AI Use Case 1: Step 2 Future State of HR Hiring
September 24, 2019 Leave a comment
So to summarize from the last post. The first primary step in designing for AI projects is to align to the business strategy. As discussed earlier a specific use case is needed. As well as understanding current state processes, capabilities and outcomes. Now that we understand the state of the organization and the intended high level outcome. We get into to aligning AI capabilities that could best address the desired outcome.
A US National law firm in leveraging prediction ML models could apply it to these processes:
The hiring process. By improving candidate identification which would then reduce hiring costs and time. HR knows all the variables of good candidates; but cannot do it by hand today in the time needed. Having an ML Model improve candidate identification would help the HR team.
Predicting attrition factors of a hired partner would be another process. Early intervention would reduce risk and cost associated with losing a law partner. The ML model could analyze more data points for each partner faster than HR.
Skills management would be another process to automate. Identifying skill gaps by combining performance reviews and other sources of data would benefit each lawyer’s assessment. Since more data points would provide better insight into where a lawyer would need training. Which would support the market strategy of industry practices and expertise.
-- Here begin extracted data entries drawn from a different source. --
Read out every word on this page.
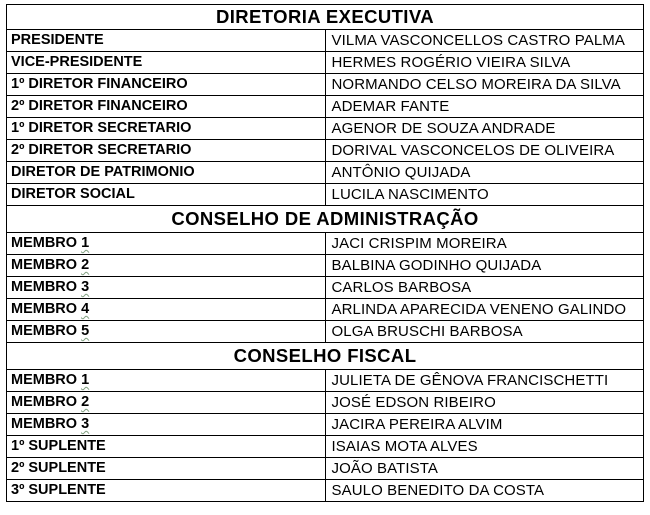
DIRETORIA EXECUTIVA	
PRESIDENTE	VILMA VASCONCELLOS CASTRO PALMA
VICE-PRESIDENTE	HERMES ROGÉRIO VIEIRA SILVA
1º DIRETOR FINANCEIRO	NORMANDO CELSO MOREIRA DA SILVA
2º DIRETOR FINANCEIRO	ADEMAR FANTE
1º DIRETOR SECRETARIO	AGENOR DE SOUZA ANDRADE
2º DIRETOR SECRETARIO	DORIVAL VASCONCELOS DE OLIVEIRA
DIRETOR DE PATRIMONIO	ANTÔNIO QUIJADA
DIRETOR SOCIAL	LUCILA NASCIMENTO
CONSELHO DE ADMINISTRAÇÃO	
MEMBRO 1	JACI CRISPIM MOREIRA
MEMBRO 2	BALBINA GODINHO QUIJADA
MEMBRO 3	CARLOS BARBOSA
MEMBRO 4	ARLINDA APARECIDA VENENO GALINDO
MEMBRO 5	OLGA BRUSCHI BARBOSA
CONSELHO FISCAL	
MEMBRO 1	JULIETA DE GÊNOVA FRANCISCHETTI
MEMBRO 2	JOSÉ EDSON RIBEIRO
MEMBRO 3	JACIRA PEREIRA ALVIM
1º SUPLENTE	ISAIAS MOTA ALVES
2º SUPLENTE	JOÃO BATISTA
3º SUPLENTE	SAULO BENEDITO DA COSTA
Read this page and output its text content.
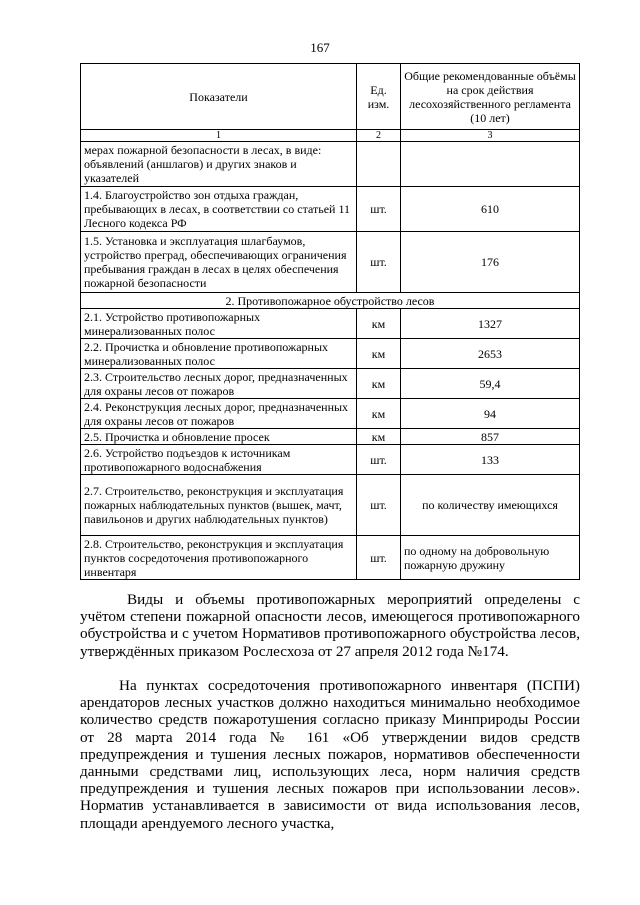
167
Показатели	Ед. изм.	Общие рекомендованные объёмы на срок действия лесохозяйственного регламента (10 лет)
1	2	3
мерах пожарной безопасности в лесах, в виде: объявлений (аншлагов) и других знаков и указателей		
1.4. Благоустройство зон отдыха граждан, пребывающих в лесах, в соответствии со статьей 11 Лесного кодекса РФ	шт.	610
1.5. Установка и эксплуатация шлагбаумов, устройство преград, обеспечивающих ограничения пребывания граждан в лесах в целях обеспечения пожарной безопасности	шт.	176
2. Противопожарное обустройство лесов		
2.1. Устройство противопожарных минерализованных полос	км	1327
2.2. Прочистка и обновление противопожарных минерализованных полос	км	2653
2.3. Строительство лесных дорог, предназначенных для охраны лесов от пожаров	км	59,4
2.4. Реконструкция лесных дорог, предназначенных для охраны лесов от пожаров	км	94
2.5. Прочистка и обновление просек	км	857
2.6. Устройство подъездов к источникам противопожарного водоснабжения	шт.	133
2.7. Строительство, реконструкция и эксплуатация пожарных наблюдательных пунктов (вышек, мачт, павильонов и других наблюдательных пунктов)	шт.	по количеству имеющихся
2.8. Строительство, реконструкция и эксплуатация пунктов сосредоточения противопожарного инвентаря	шт.	по одному на добровольную пожарную дружину

Виды и объемы противопожарных мероприятий определены с учётом степени пожарной опасности лесов, имеющегося противопожарного обустройства и с учетом Нормативов противопожарного обустройства лесов, утверждённых приказом Рослесхоза от 27 апреля 2012 года №174.

На пунктах сосредоточения противопожарного инвентаря (ПСПИ) арендаторов лесных участков должно находиться минимально необходимое количество средств пожаротушения согласно приказу Минприроды России от 28 марта 2014 года № 161 «Об утверждении видов средств предупреждения и тушения лесных пожаров, нормативов обеспеченности данными средствами лиц, использующих леса, норм наличия средств предупреждения и тушения лесных пожаров при использовании лесов». Норматив устанавливается в зависимости от вида использования лесов, площади арендуемого лесного участка,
Improved HR performance reviews would be another area that would enjoy ML models. Analyzing more factors of a lawyer’s activity; versus semi-annual reviews, would give better insight. Documentaton: time, court time, legal preparation time as well as HR data provide insight into a lawyers performance.
Setting a vision or desired future
The cost to hire, train and keep a skilled lawyer can be high. The efficincies gained by greater insight into lawyer HR data will reduce overhead costs. ML models would predict candidates potential of attrition and skill level matching in a more automated fashion.
Machine Learning will only improve HR assessment and feedback. As well as; identifying early intervention on job dissatisfaction. The law firm would be able to improve it’s work place ratings on a national basis. Thereby; making a more desirable location to work and providing differentiation in the market place (another Porter strategy dynamic).
When the firm is able to hire the best resources at a lower cost. The market focus that they provide will only improve and provide clear competitive differentiation. Which is in alignment to their market strategy of industry focused teams.
Current state is manual based. And on based on human experience only. With the ability to increase data points and measurement the combination of ML and HR resources would create an increased collective intelligence. This is in line with the three market factors of Porter: Cost, Differentiation and Focus for the company.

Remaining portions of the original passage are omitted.